Inscrevi-me no de agente administrativo mesmo sabendo que não era bem aquilo que eu queria e comecei minha caminhada. Fiz outros concursos, mas sempre da CESPE/UnB e sempre pensando no quanto contribuiria pro meu estudo pra agente. Em março de 2014 saiu a autorização pro concurso de Agente da Polícia Federal e aí era minha chance real. Estudei o máximo que pude, fiz cursinho me matriculei em aula de natação, fiz aulas de corrida sempre pensando em todas as etapas. Assinei os simulados do Missão Papa Fox que foram essenciais pra minha aprovação. Um trabalho muito sério, um fórum muito bem organizado e orientado onde tirava minhas dúvidas e conseguia, através dos simulados e discussões, fixar a matéria que eu estudava nas aulas EAD e tirar dúvidas que muitas vezes eu não conseguia sanar com as aulas. A prova objetiva foi dia 21 de dezembro e eu me lembro de ter saído dela tranquila, com a certeza de que fiz o melhor que pude ainda mais pensando que foi meu primeiro concurso nacional no qual me dediquei 100%. Para a minha felicidade depois do gabarito oficial eu havia feito 74 pontos e 11,25 (de 13,00) na redação, um score que eu nunca teria imaginado nem nos meus pensamentos mais otimistas. Passada a felicidade, passei a me dedicar exclusivamente pro TAF, principalmente na natação que era meu ponto fraco. Felizmente passei em todas as provas e consegui somar 18 pontos. Depois vieram a etapa dos exames médicos, pra mim a pior de todas por ser extremamente detalhista e chata, e o psicotécnico que era também extremamente cansativo. Felizmente tudo ocorreu como o esperado e após dois adiamentos do resultado final, dia 16 de julho de 2015 foi o dia da minha convocação, mesmo dia em que meu avô – Agente aposentado da Polícia Federal – completaria 86 anos de idade.

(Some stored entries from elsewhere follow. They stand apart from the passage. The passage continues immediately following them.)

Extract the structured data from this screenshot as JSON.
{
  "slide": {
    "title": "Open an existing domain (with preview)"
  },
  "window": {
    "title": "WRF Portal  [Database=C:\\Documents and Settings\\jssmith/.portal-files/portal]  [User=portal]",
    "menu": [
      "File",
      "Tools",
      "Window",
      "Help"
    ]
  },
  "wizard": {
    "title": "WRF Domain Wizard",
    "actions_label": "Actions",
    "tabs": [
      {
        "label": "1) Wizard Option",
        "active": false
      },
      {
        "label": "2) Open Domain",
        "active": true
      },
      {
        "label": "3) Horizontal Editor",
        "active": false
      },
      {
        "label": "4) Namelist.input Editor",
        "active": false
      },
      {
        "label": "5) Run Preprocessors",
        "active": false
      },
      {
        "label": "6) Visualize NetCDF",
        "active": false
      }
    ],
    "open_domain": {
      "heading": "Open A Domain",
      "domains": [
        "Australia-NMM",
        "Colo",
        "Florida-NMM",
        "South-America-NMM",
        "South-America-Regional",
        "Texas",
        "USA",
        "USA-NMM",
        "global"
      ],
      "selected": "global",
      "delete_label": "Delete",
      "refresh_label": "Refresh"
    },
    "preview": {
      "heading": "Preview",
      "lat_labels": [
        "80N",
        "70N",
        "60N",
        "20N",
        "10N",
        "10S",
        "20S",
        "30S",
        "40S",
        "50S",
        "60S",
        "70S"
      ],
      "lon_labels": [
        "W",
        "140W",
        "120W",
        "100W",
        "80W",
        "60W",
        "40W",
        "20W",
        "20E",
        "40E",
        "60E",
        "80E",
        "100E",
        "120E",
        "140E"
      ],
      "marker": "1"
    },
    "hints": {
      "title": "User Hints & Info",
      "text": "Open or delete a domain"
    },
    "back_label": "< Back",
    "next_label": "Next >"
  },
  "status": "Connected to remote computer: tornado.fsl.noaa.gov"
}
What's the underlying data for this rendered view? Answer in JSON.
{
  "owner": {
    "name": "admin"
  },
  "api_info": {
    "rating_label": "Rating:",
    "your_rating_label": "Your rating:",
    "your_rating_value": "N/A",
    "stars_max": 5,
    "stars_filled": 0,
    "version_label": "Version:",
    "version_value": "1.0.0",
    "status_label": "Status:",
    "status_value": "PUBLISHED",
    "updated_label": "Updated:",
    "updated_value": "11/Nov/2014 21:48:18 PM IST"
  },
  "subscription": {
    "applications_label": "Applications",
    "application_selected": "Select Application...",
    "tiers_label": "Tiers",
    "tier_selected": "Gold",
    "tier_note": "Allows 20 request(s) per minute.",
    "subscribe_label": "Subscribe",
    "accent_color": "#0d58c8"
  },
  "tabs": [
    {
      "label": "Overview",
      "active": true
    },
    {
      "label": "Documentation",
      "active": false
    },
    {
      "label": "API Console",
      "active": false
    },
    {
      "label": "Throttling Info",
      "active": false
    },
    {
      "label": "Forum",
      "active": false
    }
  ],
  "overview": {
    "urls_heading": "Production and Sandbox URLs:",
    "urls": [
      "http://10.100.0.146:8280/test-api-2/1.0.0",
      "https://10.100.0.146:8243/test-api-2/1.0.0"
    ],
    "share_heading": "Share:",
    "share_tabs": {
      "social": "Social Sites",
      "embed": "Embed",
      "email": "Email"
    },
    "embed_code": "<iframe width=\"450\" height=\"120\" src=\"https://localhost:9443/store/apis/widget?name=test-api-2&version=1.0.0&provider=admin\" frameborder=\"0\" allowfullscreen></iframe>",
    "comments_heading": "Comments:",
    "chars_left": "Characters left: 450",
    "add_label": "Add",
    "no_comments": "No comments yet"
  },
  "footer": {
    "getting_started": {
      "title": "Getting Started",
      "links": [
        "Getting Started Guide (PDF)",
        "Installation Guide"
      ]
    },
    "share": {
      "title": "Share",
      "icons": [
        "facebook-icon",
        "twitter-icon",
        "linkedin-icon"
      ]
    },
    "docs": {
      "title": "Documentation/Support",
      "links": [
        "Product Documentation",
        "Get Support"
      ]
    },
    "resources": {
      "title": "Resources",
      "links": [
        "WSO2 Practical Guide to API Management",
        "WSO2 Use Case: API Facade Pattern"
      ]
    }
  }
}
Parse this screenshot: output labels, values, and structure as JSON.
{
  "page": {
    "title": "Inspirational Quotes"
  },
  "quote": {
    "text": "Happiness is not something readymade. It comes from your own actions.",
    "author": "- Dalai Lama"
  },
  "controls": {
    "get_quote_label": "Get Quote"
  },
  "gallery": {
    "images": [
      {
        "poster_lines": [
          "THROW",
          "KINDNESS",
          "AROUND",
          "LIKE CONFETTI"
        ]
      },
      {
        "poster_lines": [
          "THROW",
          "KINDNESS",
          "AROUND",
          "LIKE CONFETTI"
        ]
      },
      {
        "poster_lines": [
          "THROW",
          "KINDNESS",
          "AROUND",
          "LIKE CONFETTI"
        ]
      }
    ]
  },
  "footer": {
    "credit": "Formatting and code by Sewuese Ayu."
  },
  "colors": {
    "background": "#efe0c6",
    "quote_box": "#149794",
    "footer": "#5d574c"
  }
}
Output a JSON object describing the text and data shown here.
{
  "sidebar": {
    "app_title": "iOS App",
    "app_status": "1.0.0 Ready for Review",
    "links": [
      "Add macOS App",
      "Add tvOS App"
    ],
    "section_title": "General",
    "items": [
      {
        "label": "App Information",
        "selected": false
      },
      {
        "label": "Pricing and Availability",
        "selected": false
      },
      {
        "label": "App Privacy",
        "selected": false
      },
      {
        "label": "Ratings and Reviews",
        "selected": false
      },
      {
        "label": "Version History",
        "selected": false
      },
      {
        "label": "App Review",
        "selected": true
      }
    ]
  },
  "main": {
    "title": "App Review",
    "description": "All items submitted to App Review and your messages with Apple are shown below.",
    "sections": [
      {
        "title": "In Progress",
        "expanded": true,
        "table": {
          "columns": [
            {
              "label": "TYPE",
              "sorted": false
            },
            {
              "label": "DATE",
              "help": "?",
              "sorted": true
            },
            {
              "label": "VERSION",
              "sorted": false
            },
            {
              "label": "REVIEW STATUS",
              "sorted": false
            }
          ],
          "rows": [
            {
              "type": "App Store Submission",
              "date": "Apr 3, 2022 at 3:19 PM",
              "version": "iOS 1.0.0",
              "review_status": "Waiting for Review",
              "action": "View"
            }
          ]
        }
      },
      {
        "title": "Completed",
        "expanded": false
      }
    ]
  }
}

Não sei se eu ganhei um presente ou se dei um presente pra ele. Por um minuto todos os atrasos no resultado fizeram sentido. Se não fosse ele contando desde que eu nasci sobre a PF, mostrando o distintivo e falando do trabalho dos agentes, eu talvez mal soubesse que função era essa. Eu não teria, com 8 anos de idade, dito pra mim e pra ele: essa é uma profissão que eu gostaria de ter, mesmo ele falando da prova concorrida e do temido teste físico. Era impossível desvincular dele essa escolha e aí veio o dia da convocação no dia do aniversário dele.

Mais do que uma profissão, ser Agente da Polícia Federal é pra mim a minha escolha de vida que envolve minha visão de mundo, quem eu sou, quem eu quero ser e as minhas memórias de família. Ao pensar em toda essa trajetória o único sentimento que talvez descreva tudo que aconteceu seja: felicidade.